Dix ans se sont écoulés depuis que le marchant
ambulant tunisien Mohammad Bouazizi s'est immolé pour protester contre le
régime corrompu. Son auto-immolation, le 17 décembre 2010, est largement
considérée comme l'étincelle qui a enflammé le printemps arabe. Ces premiers jours ont été une période d’optimisme débridé. Les autocrates
avaient eu vraiment peur et les dictateurs qui avaient l'air invulnérables
tombent, les uns après les autres, en Tunisie, en Égypte et plus tard, en Libye
et au Yémen.
Mais la révolution céda bientôt à une sorte de
réaction thermidorienne qui vient rappeler ce qu’a mis en exergue le sociologue
Goldstone sur la non linéarité des processus historiques des révolutions. La
brève expérience démocratique de l’Égypte a échoué. La Libye, la Syrie et le
Yémen ont plongé dans la guerre civile et sont devenus des terrains de jeu pour
les puissances étrangères. Les autres États ont fait un profil bas en misant sur
le temps politique lent pour esquinter les protestataires ou dépensé pour
apaiser la colère, sans oublier de renforcer les forces anti-démocratiques pour
ne pas laisser la tâche d’huile tunisienne se propager. La région est moins
libre qu'elle ne l'était en 2010, et, à l’exception de la Tunisie, elle est dans
une situation pire par la plupart des mesures de liberté élaborées par l’indice
de la démocratie du prestigieux journal britannique The Economist. Cet indice
de la démocratie, qui donne un aperçu de l'état de la démocratie dans le monde
pour 165 États, est basé sur cinq catégories: processus électoral et
pluralisme, libertés civiles, le fonctionnement du gouvernement, participation
politique et la culture politique. Sur la base de scores des 60 indicateurs,
chaque pays est alors classé comme l'un des quatre types de régime: démocratie
totale, démocratie imparfaite, régime hybride, et régime autoritaire.
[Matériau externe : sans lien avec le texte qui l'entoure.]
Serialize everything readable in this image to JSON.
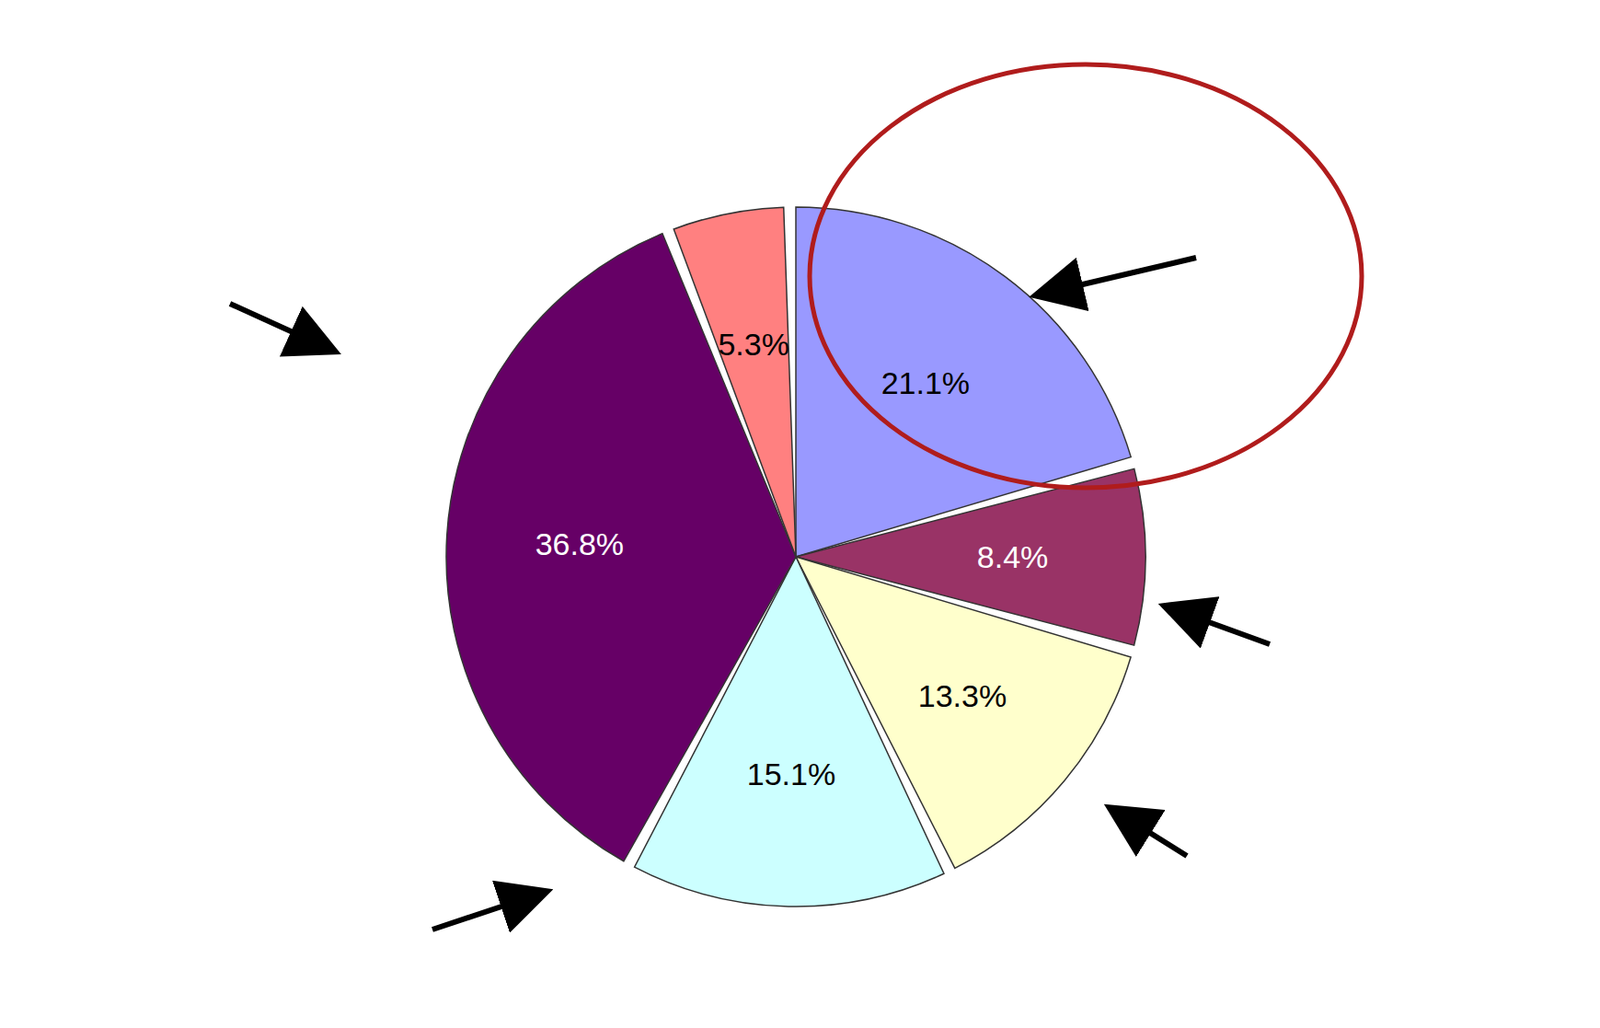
{
  "chart_data": {
    "type": "pie",
    "values": [
      21.1,
      8.4,
      13.3,
      15.1,
      36.8,
      5.3
    ],
    "value_labels": [
      "21.1%",
      "8.4%",
      "13.3%",
      "15.1%",
      "36.8%",
      "5.3%"
    ],
    "colors": [
      "#9999ff",
      "#993366",
      "#ffffcc",
      "#ccffff",
      "#660066",
      "#ff8080"
    ],
    "data_labels": true
  }
}
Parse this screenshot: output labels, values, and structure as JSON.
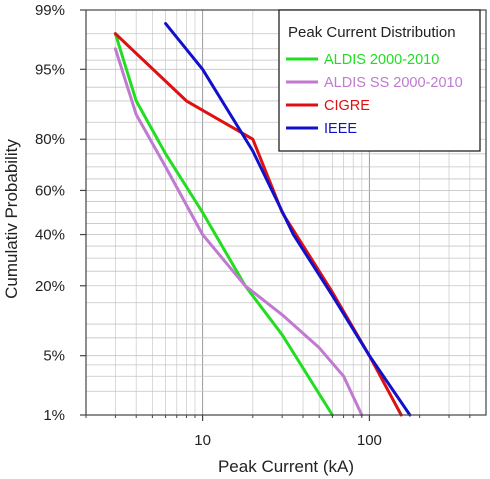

Seule la
Tunisie a réussi le challenge démocratique durant cette dernière décennie pour
devenir une démocratie imparfaite avec un score de 6.72/10 au lieu de 3.89 avant
sa révolution, sachant que ce score la classait auparavant parmi les régimes
autoritaires notés en dessous de 4/10. Tous les autres états arabes sont
toujours dans cette dernière catégorie avec une note inférieure à 4, et dont la
moyenne mondiale en 2020 est de 5.48, sauf le Maroc qui enregistre un score de
5.10 et l’Algérie 4.01, et qui fait de ces deux pays des régimes hybrides. Mais
si la Tunisie a fait progresser son score durant cette dernière décennie, ce
n’est malheureusement pas le cas de ses deux pays voisins. Le Maroc, qui
possédait avant 2010 la meilleure note du monde arabe avec 5.78 lui permettant
avec un peu plus d’effort d’atteindre le score de 6 pour entrer dans le club
des démocraties imparfaites, a vu sa note se dégrader et il s’est laissé aspirer
par une nostalgie totalitaire. Une nouvelle instance d’équité et de
réconciliation, à l’instar de celle de 2004, sera bientôt nécessaire pour la
convalescence des âmes cassées au vu du traitement fait des dossiers des
Hiraks, des militants et des journalistes emprisonnés.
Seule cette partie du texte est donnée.